Dez por pessoa

Maithê Prampero
Revista Subjetiva
Published in
3 min readJul 9, 2020
Foto de cottonbro no Pexels

Sexta a noite, fim da semana dita útil, quando o fim de semana tantas vezes é mil vezes mais útil. Pelo menos para o que realmente importa. Vontade de pedir uns salgadinhos. Daqueles de festa. Bolinha de queijo, uns risoles (termo em português brasileiro é parte da cultura), um refrigerante para acompanhar. Quase pedi um bolo para cantar parabéns, porque os salgadinhos são símbolo dos aniversários. E aniversário tem bolo.

Pedi. Devia ser entre dezenove e vinte horas. Horário de começar “qualquer negocinho em casa”, para as pessoas íntimas. “Marque as sete e meia, porque vão chegar só as oito”. Sempre assim. Mas há os que chegam seis e meia. Ansiosos. E os que chegam nove e meia. Sem noção.

Fiz o pedido. Aguardei ansiosamente. Interfone tocou e fui buscar meu pedido. Abri a caixa com os salgadinhos, pronta para devorar e sentir todos os aniversários voltarem. Não voltaram. Senti apenas gosto de massa. E de queijo. Não senti aniversário ou comemoração. Só comi.

Depois de muito pensar percebi que não era vontade de salgadinhos. Era vontade de confraternizar. De juntar as pessoas amadas. E pensar no pedido: “a gente pede cem?”, “tem que calcular, são uns dez para cada, mas tem quem coma mais e quem coma menos”, “Acho que cem dá então”. Falta de escolher uma playlist e ouvir gente falando: “depois vai tocar a minha” ou “adoro essa música”. Saudade é o nome.

E não adianta massa de mandioca. Não contempla a saudade. Era e é saudade de conversar, rir, discordar, concordar. De falar: “eu não aguento mais comer, mas pegarei mais uma bolinha de queijo”. E de esperar o bolo. O parabéns.

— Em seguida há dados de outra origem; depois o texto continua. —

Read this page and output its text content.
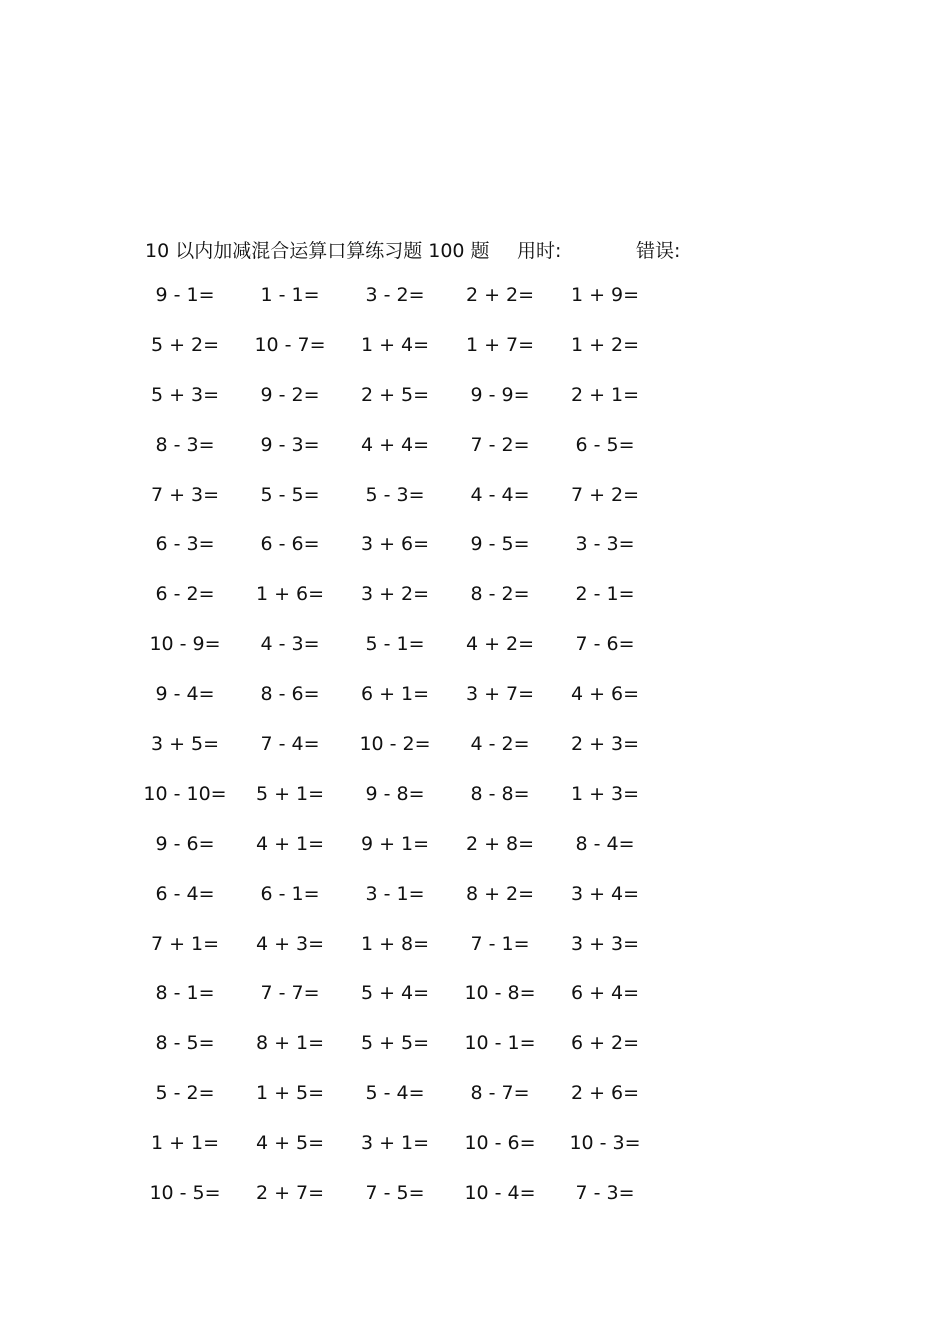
10 以内加减混合运算口算练习题 100 题 用时:	错误:
9 - 1=	1 - 1=	3 - 2=	2 + 2=	1 + 9=
5 + 2=	10 - 7=	1 + 4=	1 + 7=	1 + 2=
5 + 3=	9 - 2=	2 + 5=	9 - 9=	2 + 1=
8 - 3=	9 - 3=	4 + 4=	7 - 2=	6 - 5=
7 + 3=	5 - 5=	5 - 3=	4 - 4=	7 + 2=
6 - 3=	6 - 6=	3 + 6=	9 - 5=	3 - 3=
6 - 2=	1 + 6=	3 + 2=	8 - 2=	2 - 1=
10 - 9=	4 - 3=	5 - 1=	4 + 2=	7 - 6=
9 - 4=	8 - 6=	6 + 1=	3 + 7=	4 + 6=
3 + 5=	7 - 4=	10 - 2=	4 - 2=	2 + 3=
10 - 10=	5 + 1=	9 - 8=	8 - 8=	1 + 3=
9 - 6=	4 + 1=	9 + 1=	2 + 8=	8 - 4=
6 - 4=	6 - 1=	3 - 1=	8 + 2=	3 + 4=
7 + 1=	4 + 3=	1 + 8=	7 - 1=	3 + 3=
8 - 1=	7 - 7=	5 + 4=	10 - 8=	6 + 4=
8 - 5=	8 + 1=	5 + 5=	10 - 1=	6 + 2=
5 - 2=	1 + 5=	5 - 4=	8 - 7=	2 + 6=
1 + 1=	4 + 5=	3 + 1=	10 - 6=	10 - 3=
10 - 5=	2 + 7=	7 - 5=	10 - 4=	7 - 3=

De virar o celular e falar: “olha todo mundo para cá”. E perceber que meu braço é o mais curto. “Outra pessoa vai ter que tirar”. Esse negócio de selfie é difícil as vezes. E esse outro saudade é mais ainda.

“Não corta o bolo, quero fotografar”.

Com quem será? Rá tim bum. Rosto vermelho, falaram justo daquela pessoa no com quem será. Mas agora preciso pensar no primeiro pedaço. Importante que seja para alguém especial. Todos que estão aqui são especiais. Ferrou. Vai para ela. Não tem erro. Te amo!

Os salgadinhos estavam bons, mas não com o que gosto que eu esperava. Esperava matar saudade com eles, mas saudade se mata com presença. Com afeto. Com abraço.

Da próxima vez eu vou tentar encher bexigas e colocar um parabéns de papel na parede. E, claro, estar com quem amo. Talvez o gosto seja o mesmo. O gosto do agora nunca é o do antes. Nostalgia o nome.

Se a quarentena não deixar, vou pedir salgadinhos e ligar para alguém que amo, presença se sente de muitas formas. E com certeza não esquecerei do bolo. Verei uma série ou ligarei na novela. Vou colocar minha playlist. E viver a minha saudade, a nostalgia. A falta.

E quando for possível visitar e juntar as pessoas, já sei qual prato vou sugerir. Com aquela playlist. Talvez cem ou cento e vinte. Calcule dez por pessoa.

E o com quem será? Hoje serei eu e eu. Amanhã não sei.

P.S.: calcular dez salgadinhos por pessoa costuma dar certo, mas sempre peça uns a mais. Também dá certo.